Microsoft Provides Great Value at Current Price
Microsoft traded at a P/E ratio of 9.3 at the close of trading on August 12th, leading many investors to believe that its shares are undervalued. Microsoft has historically been a strong company and its is expected to have revenues growth of 6.7 percent for FY 2012 and 10.5 percent for FY 2013. Compared to some other large cap research companies like Google and Apple, its expected growth is relatively small, however Microsoft can after all provide a nice return to investors over the coming years. In this article, I try to explain why Microsoft is currently trading at such a low price and I will explain why MSFT is currently a great stock to buy.
Microsoft’s current revenues are generated by its past software innovations, namely Windows and Microsoft Office. It has not been able to control newer research markets that it has entered over the past few years, including the MP3 market and the smartphone market. Microsoft is very similar to RIM in that its current profitability may not be sustainable due to more innovative competitors grabbing market share. Innovations like Google Docs scare investors into believing that Microsoft will in the end lose its cash cows to new products released by its competitors.
Despite investor fears, Microsoft is making strategic moves to ensure that it continues to be profitable. Microsoft is making heavy investments in cloud computing, and I believe that it has a good chance at grabbing market share in cloud computing because its Office products can be utilized in new, value-added ways. With its recent acquisition of Skype for $8.5 billion, Microsoft showed how it is willing to invest in the social networking craze, enter new markets, and create more revenue streams. Microsoft is all in all making changes to its Windows Phone platform and, even though ambitious, it is even so trying to take market share away from the Android and the iPhone.
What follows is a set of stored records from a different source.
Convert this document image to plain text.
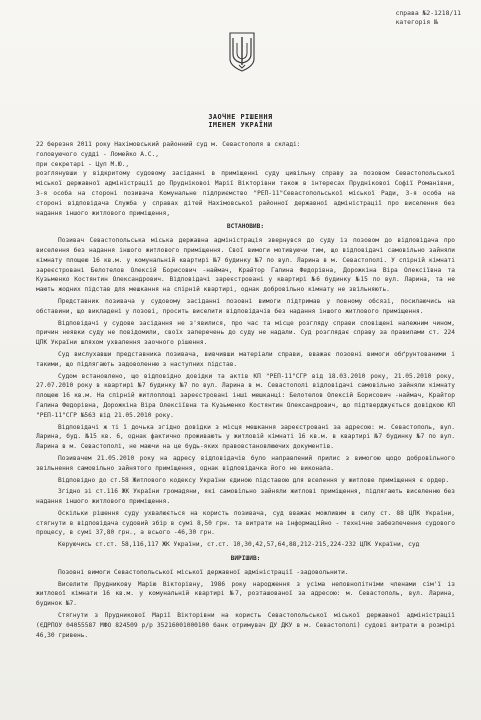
справа №2-1218/11
категорія №
ЗАОЧНЕ РІШЕННЯ
ІМЕНЕМ УКРАЇНИ

22 березня 2011 року Нахімовський районний суд м. Севастополя в складі:

головуючого судді - Ломейко А.С.,

при секретарі - Цуп М.Ю.,

розглянувши у відкритому судовому засіданні в приміщенні суду цивільну справу за позовом Севастопольської міської державної адміністрації до Прудніковоі Марії Вікторівни також в інтересах Прудніковоі Софії Романівни, 3-я особа на стороні позивача Комунальне підприємство "РЕП-11"Севастопольської міської Ради, 3-я особа на стороні відповідача Служба у справах дітей Нахімовської районної державної адміністрації про виселення без надання іншого житлового приміщення,

ВСТАНОВИВ:

Позивач Севастопольська міська державна адміністрація звернувся до суду із позовом до відповідача про виселення без надання іншого житлового приміщення. Свої вимоги мотивуючи тим, що відповідачі самовільно зайняли кімнату площею 16 кв.м. у комунальній квартирі №7 будинку №7 по вул. Ларина в м. Севастополі. У спірній кімнаті зареєстровані Белотелов Олексій Борисович -наймач, Крайтор Галина Федорівна, Дорожкіна Віра Олексіївна та Кузьменко Костянтин Олександрович. Відповідачі зареєстровані у квартирі №6 будинку №15 по вул. Ларина, та не мають жодних підстав для мешкання на спірній квартирі, однак добровільно кімнату не звільняють.

Представник позивача у судовому засіданні позовні вимоги підтримав у повному обсязі, посилаючись на обставини, що викладені у позові, просить виселити відповідачів без надання іншого житлового приміщення.

Відповідачі у судове засідання не з'явилися, про час та місце розгляду справи сповіщені належним чином, причин неявки суду не повідомили, своїх заперечень до суду не надали. Суд розглядає справу за правилами ст. 224 ЦПК України шляхом ухвалення заочного рішення.

Суд вислухавши представника позивача, вивчивши матеріали справи, вважає позовні вимоги обґрунтованими і такими, що підлягають задоволенню з наступних підстав.

Судом встановлено, що відповідно довідки та актів КП "РЕП-11"СГР від 18.03.2010 року, 21.05.2010 року, 27.07.2010 року в квартирі №7 будинку №7 по вул. Ларина в м. Севастополі відповідачі самовільно зайняли кімнату площею 16 кв.м. На спірній житлоплощі зареєстровані інші мешканці: Белотелов Олексій Борисович -наймач, Крайтор Галина Федорівна, Дорожкіна Віра Олексіївна та Кузьменко Костянтин Олександрович, що підтверджується довідкою КП "РЕП-11"СГР №563 від 21.05.2010 року.

Відповідачі ж ті ї дочька згідно довідки з місця мешкання зареєстровані за адресою: м. Севастополь, вул. Ларина, буд. №15 кв. 6, однак фактично проживають у житловій кімнаті 16 кв.м. в квартирі №7 будинку №7 по вул. Ларина в м. Севастополі, не маючи на це будь-яких правовстановлюючих документів.

Позивачем 21.05.2010 року на адресу відповідачів було направлений прилис з вимогою щодо добровільного звільнення самовільно зайнятого приміщення, однак відповідачка його не виконала.

Відповідно до ст.58 Житлового кодексу України єдиною підставою для вселення у житлове приміщення є ордер.

Згідно зі ст.116 ЖК України громадяни, які самовільно зайняли житлові приміщення, підлягають виселенню без надання іншого житлового приміщення.

Оскільки рішення суду ухвалюється на користь позивача, суд вважає можливим в силу ст. 88 ЦПК України, стягнути в відповідача судовий збір в сумі 8,50 грн. та витрати на інформаційно - технічне забезпечення судового процесу, в сумі 37,80 грн., а всього -46,30 грн.

Керуючись ст.ст. 58,116,117 ЖК України, ст.ст. 10,30,42,57,64,88,212-215,224-232 ЦПК України, суд

ВИРІШИВ:

Позовні вимоги Севастопольської міської державної адміністрації -задовольнити.

Виселити Прудникову Марію Вікторівну, 1986 року народження з усіма неповнолітніми членами сім'ї із житлової кімнати 16 кв.м. у комунальній квартирі №7, розташованої за адресою: м. Севастополь, вул. Ларина, будинок №7.

Стягнути з Прудникової Марії Вікторівни на користь Севастопольської міської державної адміністрації (ЄДРПОУ 04055587 МФО 824509 р/р 35216001000100 банк отримувач ДУ ДКУ в м. Севастополі) судові витрати в розмірі 46,30 гривень.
Like Apple and Google, Microsoft has a lot of cash. On its June 30th balance sheet, Microsoft reported Cash, Short-Term Investments, and Long-Term Investments of over $63 billion, which is more than $50 billion net of long term debt. I believe that Microsoft will use a significant chunk of its cash to make more strategic acquisitions so it can continue to enter new markets or integrate its supply chain in markets in which it currently competes. Since Microsoft has a market cap of over $210 billion, acquisitions of pursuant to this agreement $20 billion will not have devastating effects on its stock price.